What got added in 2017
- A Furbo, picked up this spring — the treat-toss earns its keep daily; the bark detection got switched off in week two.
- The Sure Petcare hub this spring — Joule's microchip door is finally networked, and for the first time I have her outdoor patterns as data instead of guesses.
- A dumb backup feeder in June — a plain mechanical-timer auto-feeder with no Wi-Fi and no cloud, installed behind the Petnet feeder as a failover for Joule. Petnet hasn't failed catastrophically yet. The backup is there for the night it does.
What worked
- The cat side stopped being a dead zone. The hub plus the connected door turned "Joule goes out sometimes" into a logged baseline I can actually watch for changes.
- Furbo's treat-toss for rewarding Atom from the office.

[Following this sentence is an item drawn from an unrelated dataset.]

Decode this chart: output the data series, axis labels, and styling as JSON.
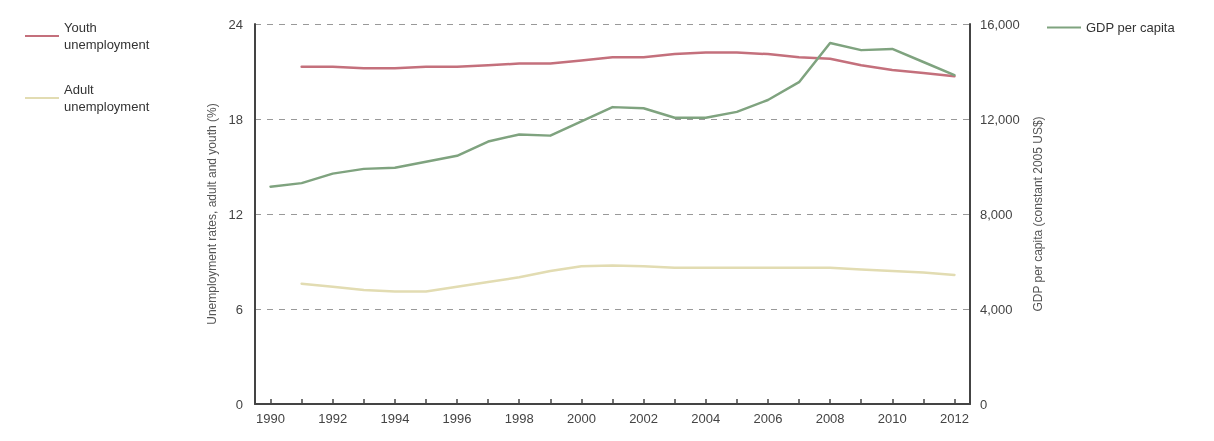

- The 2013 Whistle activity monitor plus FitBark on Atom — battery degraded but still chugging, still no subscription.
What didn't
- Furbo's bark detection — a false-positive machine, off after a week.
- Petnet's reliability, creeping the wrong way — two single-day outages and a cloud that feels more fragile each month.
- No HomeKit pet device — third year predicting it, third year wrong.
Forecast for 2018
| # | Prediction | Confidence |
|---|---|---|
| 1 | Litter-Robot's Wi-Fi connected version finally ships | 90% |
| 2 | Petnet has its first multi-day outage | 65% |
| 3 | A credible independent tracker — one not owned by a pet-food conglomerate — reaches consumers | 60% |
| 4 | A consumer microchip-activated feeder reaches retail (Sure Petcare or other) | 60% |
| 5 | A mainstream tracker adds health/vitals sensing, not just activity | 45% |
| 6 | First Apple HomeKit-certified pet product | 30% |
| 7 | Mars acquires another pet-tech startup | 70% |
| 8 | A pet-health-data-to-vet integration gets real traction | 35% |
What I'm buying in 2018
- The Litter-Robot connected version when it ships — the first smart-litter device in the house.
- An independent tracker, if a credible non-Mars one finally appears and the reviews hold up.
- A Sure Petcare microchip feeder if it lands, so I can feed Joule per-cat and keep Atom out of it.
- Definitely not another Petnet. The dumb backup stays installed regardless.
What's next
A big hardware year ahead. The connected litter box will be the first of its kind in the house. The open question I keep circling — does anyone finally ship a tracker that isn't owned by the company selling the food? — might get an answer in 2018. And the one I'd rather not have to ask: does Petnet survive another year, or does the backup feeder earn its place?